PDF Tagging provides fantastic assistance in recognizing this structured content. Yet a tagged PDF makes up less than 18% of the Trillions of PDF files in existence and PDF tagging still doesn’t guarantee the correctness of the PDF structure.

It is common practice, when the content is needed, to physically print the PDF, run it through an Optical Character Recognition (OCR) and physically manipulate the content. Even if the goal is to extract only the text, OCR fails to obtain a vast array of information inside the PDF that can actually assist in the correct extraction of the content.

For the successful extraction of data from within a PDF’s structure, the tool must be able to find the semantics, the content structure, and its logical reading order. The tool must also find the words, lines, paragraphs, tables, columns, rows, and each cell. It must detect vector graphics that make sense only when presented as a whole. Does your extraction tool do this? You don’t want your content changed or manipulated when extracted from a PDF.

So where does this leave us?

How do we go about getting the content from over 3.2 Trillion PDF documents that are out there?

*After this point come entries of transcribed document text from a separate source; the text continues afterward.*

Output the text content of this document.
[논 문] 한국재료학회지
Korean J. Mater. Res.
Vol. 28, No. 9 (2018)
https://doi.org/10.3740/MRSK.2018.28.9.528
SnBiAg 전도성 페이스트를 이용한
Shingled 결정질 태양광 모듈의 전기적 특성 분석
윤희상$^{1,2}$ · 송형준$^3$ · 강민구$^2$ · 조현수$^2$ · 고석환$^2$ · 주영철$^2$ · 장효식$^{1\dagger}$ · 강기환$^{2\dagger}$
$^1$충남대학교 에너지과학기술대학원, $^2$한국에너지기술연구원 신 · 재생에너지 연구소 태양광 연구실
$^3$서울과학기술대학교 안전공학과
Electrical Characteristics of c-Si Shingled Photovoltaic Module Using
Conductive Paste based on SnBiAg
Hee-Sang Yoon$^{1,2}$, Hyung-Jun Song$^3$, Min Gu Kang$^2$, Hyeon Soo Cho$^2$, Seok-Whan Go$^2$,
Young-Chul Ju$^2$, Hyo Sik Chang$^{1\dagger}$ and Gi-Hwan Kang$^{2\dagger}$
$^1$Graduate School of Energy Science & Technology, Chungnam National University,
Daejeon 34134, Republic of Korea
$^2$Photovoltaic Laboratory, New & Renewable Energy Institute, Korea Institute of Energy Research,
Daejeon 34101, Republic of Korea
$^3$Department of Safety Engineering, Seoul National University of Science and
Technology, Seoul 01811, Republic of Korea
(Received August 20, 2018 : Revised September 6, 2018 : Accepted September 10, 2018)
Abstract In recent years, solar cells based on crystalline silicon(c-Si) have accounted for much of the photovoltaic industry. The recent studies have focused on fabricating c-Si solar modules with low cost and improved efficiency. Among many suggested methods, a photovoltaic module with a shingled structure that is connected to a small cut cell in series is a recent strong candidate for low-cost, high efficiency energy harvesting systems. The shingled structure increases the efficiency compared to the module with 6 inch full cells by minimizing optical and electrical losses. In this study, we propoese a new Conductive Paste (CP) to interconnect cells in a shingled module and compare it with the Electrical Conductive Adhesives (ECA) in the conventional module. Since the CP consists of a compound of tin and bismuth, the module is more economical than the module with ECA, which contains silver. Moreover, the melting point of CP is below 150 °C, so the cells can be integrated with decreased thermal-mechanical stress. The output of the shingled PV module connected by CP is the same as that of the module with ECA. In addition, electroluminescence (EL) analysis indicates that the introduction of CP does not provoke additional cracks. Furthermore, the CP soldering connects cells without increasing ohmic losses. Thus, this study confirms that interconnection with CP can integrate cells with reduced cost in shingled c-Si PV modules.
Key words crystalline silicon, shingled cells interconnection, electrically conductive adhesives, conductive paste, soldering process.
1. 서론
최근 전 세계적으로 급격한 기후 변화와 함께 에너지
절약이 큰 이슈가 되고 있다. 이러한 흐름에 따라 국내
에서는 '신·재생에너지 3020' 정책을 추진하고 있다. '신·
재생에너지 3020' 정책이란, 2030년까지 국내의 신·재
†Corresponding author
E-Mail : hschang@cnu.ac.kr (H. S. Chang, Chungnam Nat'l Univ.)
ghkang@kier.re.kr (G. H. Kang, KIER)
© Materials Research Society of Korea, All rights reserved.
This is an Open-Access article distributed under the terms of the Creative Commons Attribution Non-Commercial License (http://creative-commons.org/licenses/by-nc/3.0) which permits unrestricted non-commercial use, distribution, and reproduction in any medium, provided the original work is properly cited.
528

There are many tools available for getting the unstructured content from a PDF, both commercial and open source, but not as many for getting it in a structured form. Structured form extraction tools, deal with extraction in different ways, with varied and mostly worse results. In the ideal case, words, lines, paragraphs, tables, graphs, and pictures as well as mathematical formulas, are not only available when viewing the PDF, but they are required for machine processing and learning and reusable to other applications.

In the case of machine processing, extracted data can be transformed into other formats like XML, JSON or CSV. It can also be used directly for big data processing and machine learning. By working with extracted content that has been correctly structured, it is possible, for example, to read a bank account number and the payable amount on an invoice, identify social security numbers from an application form, read numbers or even find the place in a document where a signature is required and who has to sign it.

Extracted content, extracted data

Extracted content can also benefit the visually impaired, if done correctly. The extracted data can be used to add further structured information and semantics to create PDF/UA (Universal Accessibility) compliant files without any human input. The usual process for creating of a PDF/UA compliant file is a laborious task, involving human intervention to ensure the file correctness. This is usually a very expensive process and unfortunately limited to a small subset of PDF files.

Extracted data can be used in other formats. By retaining the original content of a PDF, it can be manipulated for the required end user device – taking a simple PDF and making it readable on portable devices, without pinching and zooming. This responsive approach is becoming the norm in web pages, so why are leaving the humble PDF in the 90’s? Through the correct extraction of data, and building the semantics of the document, we can also make PDF responsive.

On the surface the myth may be true, but delve a little deeper into the unused power of a PDF, and possibilities are far from final format. There are numerous ways to get data from a PDF, but not all tools are equally effective, correct or accurate. We here at PDFix, have made it our mission to make sure that the information in your PDF isn’t changed or broken. We simply help you gain access to it easier.